One of the top suspects behind killer vascular diseases is the victim of mistaken identity, according to researchers from the University of California, Berkeley, who used genetic tracing to help hunt down the real culprit.
The guilty party is not the smooth muscle cells within blood vessel walls, which for decades was thought to combine with cholesterol and fat that can clog arteries. Blocked vessels can eventually lead to heart attacks and strokes, which account for one in three deaths in the United States.
Instead, a previously unknown type of stem cell - a multipotent vascular stem cell - is to blame, and it should now be the focus in the search for new treatments, the scientists report in a new study appearing June 6 in the journal Nature Communications.
"For the first time, we are showing evidence that vascular diseases are actually a kind of stem cell disease," said principal investigator Song Li, professor of bioengineering and a researcher at the Berkeley Stem Cell Center. "This work should revolutionize therapies for vascular diseases because we now know that stem cells rather than smooth muscle cells are the correct therapeutic target."
The finding that a stem cell population contributes to artery-hardening diseases, such as atherosclerosis, provides a promising new direction for future research, the study authors said.
"This is groundbreaking and provocative work, as it challenges existing dogma," said Dr. Deepak Srivastava, director of the Gladstone Institute of Cardiovascular Disease at UC San Francisco, who provided some of the mouse vascular tissues used by the researchers. "Targeting the vascular stem cells rather than the existing smooth muscle in the vessel wall might be much more effective in treating vascular disease."
It is generally accepted that the buildup of artery-blocking plaque stems from the body's immune response to vessel damage caused by low-density lipoproteins, the bad cholesterol many people try to eliminate from their diets. Such damage attracts legions of white blood cells and can spur the formation of fibrous scar tissue that accumulates within the vessel, narrowing the blood flow.
The scar tissue, known as neointima, has certain characteristics of smooth muscle, the dominant type of tissue in the blood vessel wall. Because mature smooth muscle cells no longer multiply and grow, it was theorized that in the course of the inflammatory response, they revert, or de-differentiate, into an earlier state where they can proliferate and form matrices that contribute to plaque buildup.
However, no experiments published have directly demonstrated this de-differentiation process, so Li and his research team remained skeptical. They turned to transgenic mice with a gene that caused their mature smooth muscle cells to glow green under a microscope.
In analyzing the cells from cross sections of the blood vessels, they found that more than 90 percent of the cells in the blood vessels were mature smooth muscle cells.
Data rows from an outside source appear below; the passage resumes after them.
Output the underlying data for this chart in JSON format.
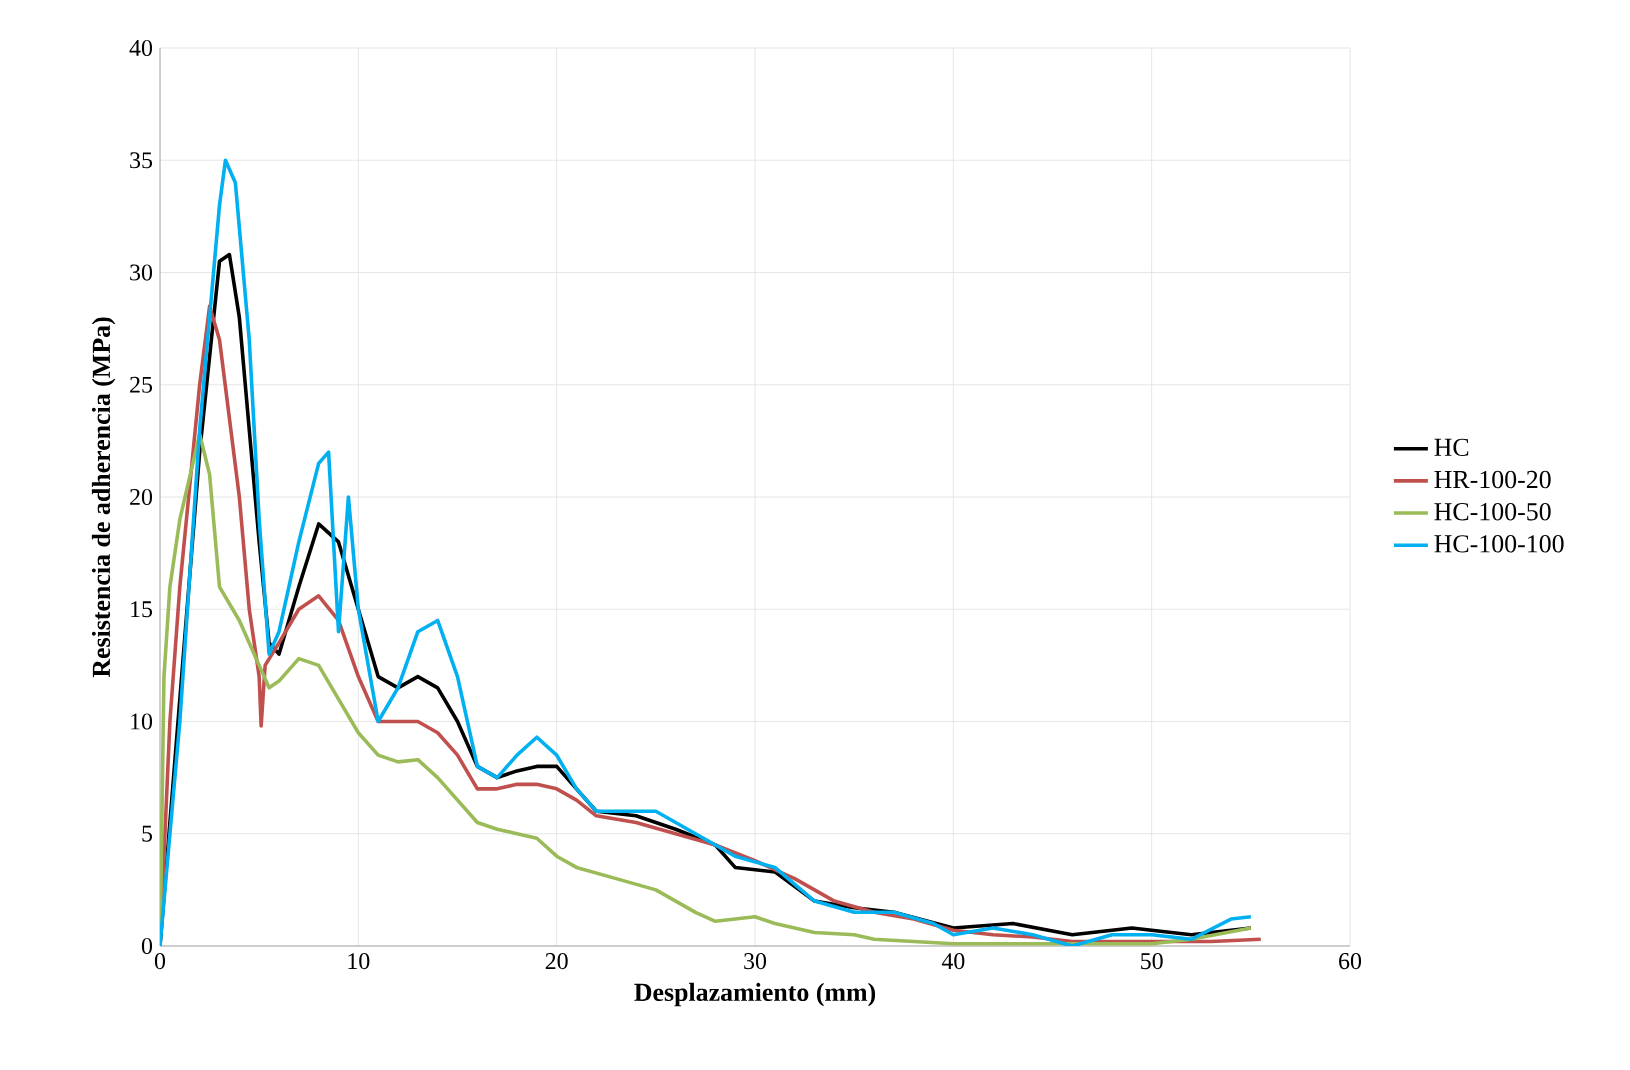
{
  "chart_data": {
    "type": "line",
    "xlabel": "Desplazamiento (mm)",
    "ylabel": "Resistencia de adherencia  (MPa)",
    "xlim": [
      0,
      60
    ],
    "xticks": [
      0,
      10,
      20,
      30,
      40,
      50,
      60
    ],
    "ylim": [
      0,
      40
    ],
    "yticks": [
      0,
      5,
      10,
      15,
      20,
      25,
      30,
      35,
      40
    ],
    "grid": true,
    "legend": "right",
    "marker": "none",
    "line_style": "solid",
    "series": [
      {
        "name": "HC",
        "color": "#000000",
        "x": [
          0,
          1,
          2,
          3,
          3.5,
          4,
          5,
          5.5,
          6,
          7,
          8,
          9,
          10,
          11,
          12,
          13,
          14,
          15,
          16,
          17,
          18,
          19,
          20,
          21,
          22,
          24,
          26,
          28,
          29,
          31,
          33,
          35,
          37,
          40,
          43,
          46,
          49,
          52,
          55
        ],
        "values": [
          0,
          null,
          22,
          30.5,
          30.8,
          28,
          18,
          13.5,
          13,
          16,
          18.8,
          18,
          15,
          12,
          11.5,
          12,
          11.5,
          10,
          8,
          7.5,
          7.8,
          8,
          8,
          7,
          6,
          5.8,
          5.2,
          4.5,
          3.5,
          3.3,
          2,
          1.7,
          1.5,
          0.8,
          1,
          0.5,
          0.8,
          0.5,
          0.8
        ]
      },
      {
        "name": "HR-100-20",
        "color": "#c0504d",
        "x": [
          0,
          0.5,
          1,
          2,
          2.5,
          3,
          4,
          4.5,
          5,
          5.1,
          5.3,
          6,
          7,
          8,
          9,
          10,
          11,
          12,
          13,
          14,
          15,
          16,
          17,
          18,
          19,
          20,
          21,
          22,
          24,
          26,
          28,
          30,
          32,
          34,
          36,
          38,
          40,
          42,
          44,
          46,
          50,
          53,
          55.5
        ],
        "values": [
          0,
          10,
          16,
          25,
          28.5,
          27,
          20,
          15,
          12,
          9.8,
          12.5,
          13.5,
          15,
          15.6,
          14.5,
          12,
          10,
          10,
          10,
          9.5,
          8.5,
          7,
          7,
          7.2,
          7.2,
          7,
          6.5,
          5.8,
          5.5,
          5,
          4.5,
          3.8,
          3,
          2,
          1.5,
          1.2,
          0.7,
          0.5,
          0.4,
          0.2,
          0.2,
          0.2,
          0.3
        ]
      },
      {
        "name": "HC-100-50",
        "color": "#9bbb59",
        "x": [
          0,
          0.2,
          0.5,
          1,
          2,
          2.5,
          3,
          4,
          5,
          5.5,
          6,
          7,
          8,
          9,
          10,
          11,
          12,
          13,
          14,
          15,
          16,
          17,
          18,
          19,
          20,
          21,
          23,
          25,
          27,
          28,
          29,
          30,
          31,
          33,
          35,
          36,
          40,
          45,
          50,
          52,
          55
        ],
        "values": [
          0,
          12,
          16,
          19,
          22.8,
          21,
          16,
          14.5,
          12.5,
          11.5,
          11.8,
          12.8,
          12.5,
          11,
          9.5,
          8.5,
          8.2,
          8.3,
          7.5,
          6.5,
          5.5,
          5.2,
          5,
          4.8,
          4,
          3.5,
          3,
          2.5,
          1.5,
          1.1,
          1.2,
          1.3,
          1,
          0.6,
          0.5,
          0.3,
          0.1,
          0.1,
          0.1,
          0.3,
          0.8
        ]
      },
      {
        "name": "HC-100-100",
        "color": "#00b0f0",
        "x": [
          0,
          1,
          2,
          3,
          3.3,
          3.8,
          4.5,
          5,
          5.5,
          6,
          7,
          8,
          8.5,
          9,
          9.5,
          10,
          11,
          12,
          13,
          14,
          15,
          16,
          17,
          18,
          19,
          20,
          21,
          22,
          24,
          25,
          27,
          29,
          31,
          33,
          35,
          37,
          39,
          40,
          42,
          44,
          46,
          48,
          50,
          52,
          54,
          55
        ],
        "values": [
          0,
          10,
          23,
          33,
          35,
          34,
          27,
          19,
          13,
          14,
          18,
          21.5,
          22,
          14,
          20,
          15,
          10,
          11.5,
          14,
          14.5,
          12,
          8,
          7.5,
          8.5,
          9.3,
          8.5,
          7,
          6,
          6,
          6,
          5,
          4,
          3.5,
          2,
          1.5,
          1.5,
          1,
          0.5,
          0.8,
          0.5,
          0,
          0.5,
          0.5,
          0.3,
          1.2,
          1.3
        ]
      }
    ]
  }
}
They then isolated and cultured the cells taken from the middle layer of the mouse blood vessels.
After one month of cell expansion, the researchers saw a threefold increase in the size of the cell nucleus and the spreading area, along with an increase in stress fibers. Notably, none of the new, proliferating cells glowed green, which meant that their lineage could not be traced back to the mature smooth muscle cells originally isolated from the blood vessels.
"Not only was there a lack of green markers in the cell cultures, but we noticed that another type of cell isolated from the blood vessels exhibited progenitor traits for different types of tissue, not just smooth muscle cells," said Zhenyu Tang, co-lead author of the study and a Ph.D. student in the UC Berkeley-UCSF Graduate Program in Bioengineering.
The other co-lead author of the study, Aijun Wang, was a post-doctoral researcher in Li's lab.
"The different phenotypes gave us the clue that stem cells were involved," said Wang, who is now an assistant professor and the co-director of the Surgical Bioengineering Laboratory at the UC Davis Medical Center. "We did further tests and detected proteins and transcriptional factors that are only found in stem cells. No one knew that these cells existed in the blood vessel walls because no one looked for them before."
Further experiments determined that the newly discovered vascular stem cells were multipotent, or capable of differentiating into various specialized cell types, including smooth muscle, nerve, cartilage, bone and fat cells. This would explain why previous studies misidentified the cells involved in vessel clogs as de-differentiated smooth muscle cells after vascular injury.
"In the later stages of vascular disease, the soft vessels become hardened and more brittle," said Li. "Previously, there was controversy about how soft tissue would become hard. The ability of stem cells to form bone or cartilage could explain this calcification of the blood vessels."
Other tests in the study showed that the multipotent stem cells were dormant under normal physiological conditions. When the blood vessel walls were damaged, the stem cells rather than the mature smooth muscle cells became activated and started to multiply.
The researchers analyzed human carotid arteries to confirm that the same type of multipotent vascular stem cells are found in human blood vessels.
"If your target is wrong, then your treatment can't be very effective," said Dr. Shu Chien, director of the Institute of Engineering in Medicine at UC San Diego, and Li's former adviser. "These new findings give us the right target and should speed up the discovery of novel treatments for vascular diseases."